Icebergs, established a year ago, offers a private online space for creatives to discover, organize, and collaborate on projects, in the form of images, videos, and other digital content.
Financial details of the deal were not disclosed. But under the agreement, Icebergs’ two co-founders, César Isern and Albert Pereta, will join Pinterest in San Francisco, while Icebergs’ online service will be shut down, and its existing users will be required to export their projects and files by September 1.
Although Pinterest will not integrate Icebergs’ technology into its platform, industry participants think the acquisition of will still boost Pinterest’s performance as it will bring new talent and a new audience to the company.
“Icebergs provides Pinterest with a new breadth of talent, new audience, and an additional layer of organization,” says Diana Kelter, social strategist at social media agency socialdeviant. “With the help of new talents from Icebergs, Pinterest can shift toward an audience that utilizes the platform to inspire a project, and then watch it come to life directly within Pinterest.”

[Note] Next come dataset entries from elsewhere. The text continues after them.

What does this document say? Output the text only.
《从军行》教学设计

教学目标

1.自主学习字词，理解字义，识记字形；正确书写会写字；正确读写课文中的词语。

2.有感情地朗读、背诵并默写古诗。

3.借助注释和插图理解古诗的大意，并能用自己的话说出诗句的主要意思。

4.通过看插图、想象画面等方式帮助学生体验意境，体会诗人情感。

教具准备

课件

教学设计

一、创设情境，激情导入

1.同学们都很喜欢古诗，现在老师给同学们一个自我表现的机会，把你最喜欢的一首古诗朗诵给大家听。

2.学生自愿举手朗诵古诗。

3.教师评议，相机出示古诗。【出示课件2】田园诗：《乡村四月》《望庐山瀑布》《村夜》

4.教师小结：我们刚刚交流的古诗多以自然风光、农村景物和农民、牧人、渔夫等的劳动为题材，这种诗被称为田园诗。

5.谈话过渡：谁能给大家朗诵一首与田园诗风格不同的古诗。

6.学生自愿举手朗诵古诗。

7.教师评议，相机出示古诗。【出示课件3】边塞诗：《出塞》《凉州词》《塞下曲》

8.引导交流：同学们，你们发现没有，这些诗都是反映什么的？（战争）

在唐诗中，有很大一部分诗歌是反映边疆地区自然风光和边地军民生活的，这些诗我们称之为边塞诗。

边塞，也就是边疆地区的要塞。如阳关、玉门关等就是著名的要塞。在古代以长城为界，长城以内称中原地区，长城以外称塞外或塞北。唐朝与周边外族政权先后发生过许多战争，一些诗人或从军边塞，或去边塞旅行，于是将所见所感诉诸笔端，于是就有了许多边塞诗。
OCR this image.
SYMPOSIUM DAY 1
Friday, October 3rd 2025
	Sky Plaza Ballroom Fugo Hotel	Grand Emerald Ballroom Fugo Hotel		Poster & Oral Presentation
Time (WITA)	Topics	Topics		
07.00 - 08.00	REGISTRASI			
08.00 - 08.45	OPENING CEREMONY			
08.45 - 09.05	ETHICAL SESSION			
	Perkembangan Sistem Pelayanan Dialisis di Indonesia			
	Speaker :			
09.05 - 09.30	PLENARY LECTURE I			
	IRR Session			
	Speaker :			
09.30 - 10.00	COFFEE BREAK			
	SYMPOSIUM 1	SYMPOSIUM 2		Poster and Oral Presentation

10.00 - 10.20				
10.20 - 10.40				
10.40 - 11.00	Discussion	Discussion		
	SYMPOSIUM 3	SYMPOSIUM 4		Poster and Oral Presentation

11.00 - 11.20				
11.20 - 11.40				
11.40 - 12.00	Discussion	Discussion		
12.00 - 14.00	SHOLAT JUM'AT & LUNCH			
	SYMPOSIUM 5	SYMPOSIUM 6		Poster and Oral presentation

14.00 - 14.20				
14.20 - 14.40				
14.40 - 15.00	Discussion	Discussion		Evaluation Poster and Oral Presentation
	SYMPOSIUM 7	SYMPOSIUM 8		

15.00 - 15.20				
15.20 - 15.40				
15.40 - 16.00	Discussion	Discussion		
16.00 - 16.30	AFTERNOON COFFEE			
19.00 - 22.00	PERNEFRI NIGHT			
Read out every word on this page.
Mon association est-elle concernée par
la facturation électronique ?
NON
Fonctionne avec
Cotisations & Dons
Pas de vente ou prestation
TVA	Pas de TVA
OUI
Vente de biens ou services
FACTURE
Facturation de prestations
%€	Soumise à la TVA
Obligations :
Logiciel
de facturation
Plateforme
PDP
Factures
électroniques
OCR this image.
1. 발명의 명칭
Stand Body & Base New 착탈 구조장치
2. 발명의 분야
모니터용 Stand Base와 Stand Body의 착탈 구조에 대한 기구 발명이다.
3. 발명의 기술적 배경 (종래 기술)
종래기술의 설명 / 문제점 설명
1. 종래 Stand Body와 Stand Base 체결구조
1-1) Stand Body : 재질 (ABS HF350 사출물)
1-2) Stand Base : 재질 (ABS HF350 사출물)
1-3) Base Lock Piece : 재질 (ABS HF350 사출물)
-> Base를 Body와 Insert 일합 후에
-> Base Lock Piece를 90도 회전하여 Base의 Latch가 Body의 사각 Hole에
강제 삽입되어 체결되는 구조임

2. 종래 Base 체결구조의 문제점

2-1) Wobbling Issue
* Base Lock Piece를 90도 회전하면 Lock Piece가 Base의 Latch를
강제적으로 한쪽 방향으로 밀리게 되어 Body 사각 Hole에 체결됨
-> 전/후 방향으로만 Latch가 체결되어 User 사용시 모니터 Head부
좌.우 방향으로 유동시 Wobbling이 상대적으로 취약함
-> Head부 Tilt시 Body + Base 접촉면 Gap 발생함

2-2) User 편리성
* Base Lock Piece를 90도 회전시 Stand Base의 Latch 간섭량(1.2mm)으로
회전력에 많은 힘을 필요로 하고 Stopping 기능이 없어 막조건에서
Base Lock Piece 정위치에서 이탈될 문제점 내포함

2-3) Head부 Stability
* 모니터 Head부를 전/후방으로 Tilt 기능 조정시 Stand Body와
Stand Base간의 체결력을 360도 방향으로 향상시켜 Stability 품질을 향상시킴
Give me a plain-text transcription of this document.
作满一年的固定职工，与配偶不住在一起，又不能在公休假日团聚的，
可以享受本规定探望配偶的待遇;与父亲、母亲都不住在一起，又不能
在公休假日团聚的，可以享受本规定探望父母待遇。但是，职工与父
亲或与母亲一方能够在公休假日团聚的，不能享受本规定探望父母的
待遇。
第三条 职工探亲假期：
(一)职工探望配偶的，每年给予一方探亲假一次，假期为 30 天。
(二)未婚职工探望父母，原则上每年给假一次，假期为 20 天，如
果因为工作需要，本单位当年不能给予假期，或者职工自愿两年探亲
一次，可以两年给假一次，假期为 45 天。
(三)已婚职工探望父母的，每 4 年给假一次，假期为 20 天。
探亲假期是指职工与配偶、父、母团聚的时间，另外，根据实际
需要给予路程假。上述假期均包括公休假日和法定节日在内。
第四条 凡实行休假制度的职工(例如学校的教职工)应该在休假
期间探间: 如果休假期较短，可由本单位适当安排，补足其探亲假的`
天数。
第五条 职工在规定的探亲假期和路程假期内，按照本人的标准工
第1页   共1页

Additionally, the new talents from Icebergs may also help Pinterest build up systems to bring deeper layers of organization within individual boards, says Kelter.
Luke Carrell, strategy director at global social media agency We Are Social, adds that through the acquisition of Icebergs, Pinterest will be able to develop new ways to help users curate content.
“Pinterest’s existing functionalities emphasize a sense of collaborative curation that just doesn’t exist on other platforms,” he notes. “Users and brands have taken notice, so it makes sense that Pinterest would look for ways to expand its offering around that.”
The platform has acquired a number of other start-ups in recent months, including visual search start-up VisualGraph, and some speculate that through these deals, Pinterest is evolving into a discovery platform that may rival Internet search giant Google at some point in the future.
“Anything is possible,” says Carrell. “But it is apparent that Pinterest wants to become more of a world to itself, with broader functionality that goes beyond simple image curation.”